The superintendent wrote the video “did not bully, harass, discriminate against or threaten anyone,” nor did it involve sexual content.
“The District recognizes and regrets the negative consequences associated with mischaracterizations regarding you and the content of the video,” Schmitt wrote.
The admission concludes a years-long lawsuit involving now 20-year-old college student Nathaniel You, who produced a “James Bond-style video” for Twitter in 2017 to promote his junior year campaign for student body president.
School district lawyer stressed to the San Francisco Chronicle [2] that the apology is for Yu’s suffering, but the settlement doesn’t acknowledge the district violated his rights.
The video sparked a backlash online because it included armed students as “Muslim terrorists” and alleged sexual innuendo. Yu won the election, but San Ramon Valley High School officials labeled the video racist, stripped him of the title, and removed him from a leadership class. Officials eventually reversed course when Yu sued, and the teen continued to serve as student body president while pursuing the lawsuit.
In 2017, district officials claimed “the video makes repeated racist and insensitive references to Middle Eastern people, stereotyping them based on their dress, accents and language, names, manner of praying and religious dietary restrictions,” according to the lawsuit.
Yu told News the district violated his First Amendment rights by punishing him for the video, which triggered a broader backlash that put his family in danger.
“What happened was completely out of our imagination,” he said. “They blew it way out of proportion … I received death threats. It put my family into hiding, and it was a rough time for us.”
Despite the trying time, Yu finished his senior year as class president and is now in college.
“It’s been a very long fight,” he said. “ … I hope it provides a safeguard for students across the country for many more years to come.”

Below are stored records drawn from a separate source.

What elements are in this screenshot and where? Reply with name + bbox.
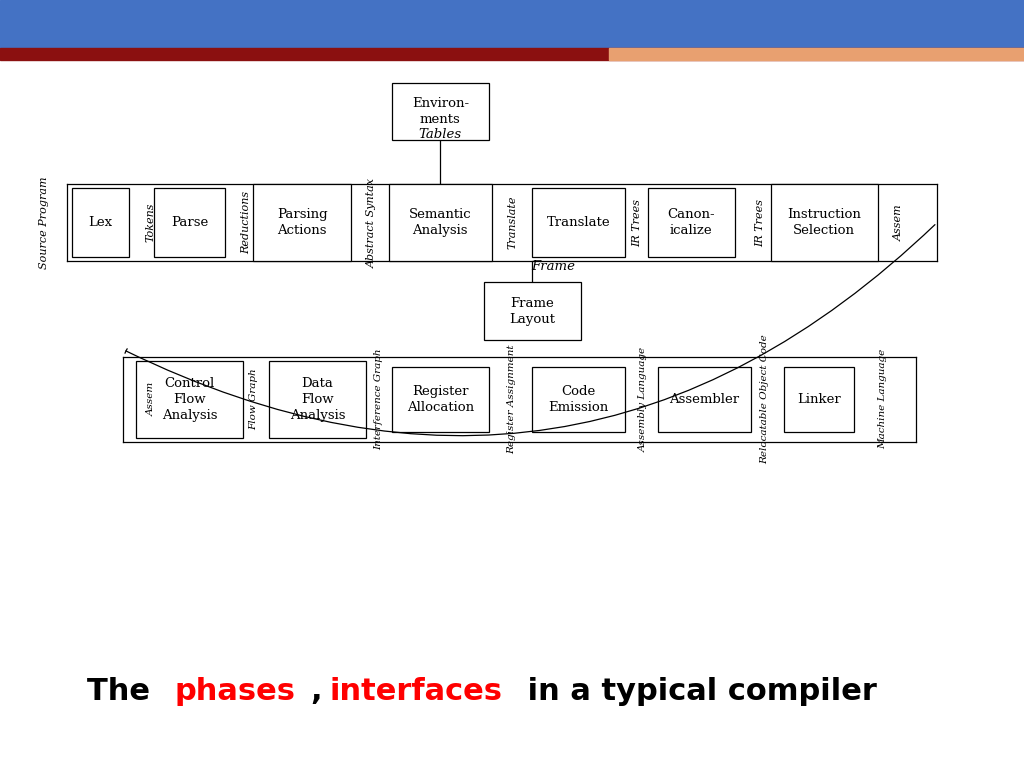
Text: interfaces: interfaces xyxy=(330,677,503,706)
FancyBboxPatch shape xyxy=(254,184,350,261)
Text: phases: phases xyxy=(174,677,295,706)
Text: Register Assignment: Register Assignment xyxy=(508,345,516,454)
FancyBboxPatch shape xyxy=(658,367,751,432)
Text: Flow Graph: Flow Graph xyxy=(250,369,258,430)
FancyBboxPatch shape xyxy=(72,188,129,257)
Text: Semantic
Analysis: Semantic Analysis xyxy=(409,208,472,237)
FancyBboxPatch shape xyxy=(391,83,489,140)
FancyBboxPatch shape xyxy=(154,188,225,257)
Text: in a typical compiler: in a typical compiler xyxy=(517,677,877,706)
Text: Tables: Tables xyxy=(419,128,462,141)
Text: ,: , xyxy=(310,677,322,706)
Text: Frame
Layout: Frame Layout xyxy=(510,296,555,326)
Text: Lex: Lex xyxy=(88,217,113,229)
FancyBboxPatch shape xyxy=(484,283,582,340)
Text: Assembler: Assembler xyxy=(670,393,739,406)
FancyBboxPatch shape xyxy=(771,184,879,261)
FancyBboxPatch shape xyxy=(389,184,492,261)
Text: Abstract Syntax: Abstract Syntax xyxy=(367,177,377,268)
Text: Data
Flow
Analysis: Data Flow Analysis xyxy=(290,377,345,422)
Text: Assembly Language: Assembly Language xyxy=(639,347,647,452)
Bar xyxy=(0,48,1024,60)
Text: IR Trees: IR Trees xyxy=(632,199,642,247)
FancyBboxPatch shape xyxy=(135,361,244,438)
FancyBboxPatch shape xyxy=(268,361,367,438)
Text: Linker: Linker xyxy=(798,393,841,406)
FancyBboxPatch shape xyxy=(391,367,489,432)
Text: Parsing
Actions: Parsing Actions xyxy=(276,208,328,237)
Text: Code
Emission: Code Emission xyxy=(549,385,608,414)
FancyBboxPatch shape xyxy=(532,367,625,432)
Text: Source Program: Source Program xyxy=(39,177,49,269)
FancyBboxPatch shape xyxy=(648,188,735,257)
Text: Parse: Parse xyxy=(171,217,208,229)
Text: Relocatable Object Code: Relocatable Object Code xyxy=(761,335,769,464)
Text: IR Trees: IR Trees xyxy=(755,199,765,247)
Bar xyxy=(609,48,1024,60)
Text: Environ-
ments: Environ- ments xyxy=(412,97,469,126)
FancyBboxPatch shape xyxy=(784,367,854,432)
Text: The: The xyxy=(87,677,161,706)
Text: Frame: Frame xyxy=(531,260,574,273)
Bar xyxy=(0,0,1024,48)
Text: Assem: Assem xyxy=(147,382,156,416)
Text: Instruction
Selection: Instruction Selection xyxy=(787,208,861,237)
Text: Machine Language: Machine Language xyxy=(879,349,887,449)
Text: Translate: Translate xyxy=(507,196,517,250)
Text: Reductions: Reductions xyxy=(241,191,251,254)
Text: Register
Allocation: Register Allocation xyxy=(407,385,474,414)
Text: Control
Flow
Analysis: Control Flow Analysis xyxy=(162,377,217,422)
Text: Tokens: Tokens xyxy=(145,203,156,243)
Text: Assem: Assem xyxy=(894,204,904,241)
Text: Interference Graph: Interference Graph xyxy=(375,349,383,450)
FancyBboxPatch shape xyxy=(532,188,625,257)
Text: Translate: Translate xyxy=(547,217,610,229)
Text: Canon-
icalize: Canon- icalize xyxy=(668,208,715,237)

The controversial video involved a teen playing video games in his room before being kidnapped by two other Afghan teens. Scenes involved plastic toy guns, a fake electrocution, and Yu rescuing his classmates with a campaign promise to protect his constituents, the News reports.
“In November 2019, U.S. District Court Judge Maxine Chesney ruled against the school district’s motion to dismiss the case, rejecting an argument that the parody constituted school-sponsored speech, according to Yu’s attorneys,” the News reports.
“In December, the district and its legal team were ordered to release more than 12,000 pages of documents that Yu’s attorneys said were previously withheld. A settlement was soon proposed.”
SRVUSD agreed in the settlement Tuesday to pay Yu $665,000 for “negative effects, disruption, and emotional distress” officials created and to post an apology on the district’s website within a week.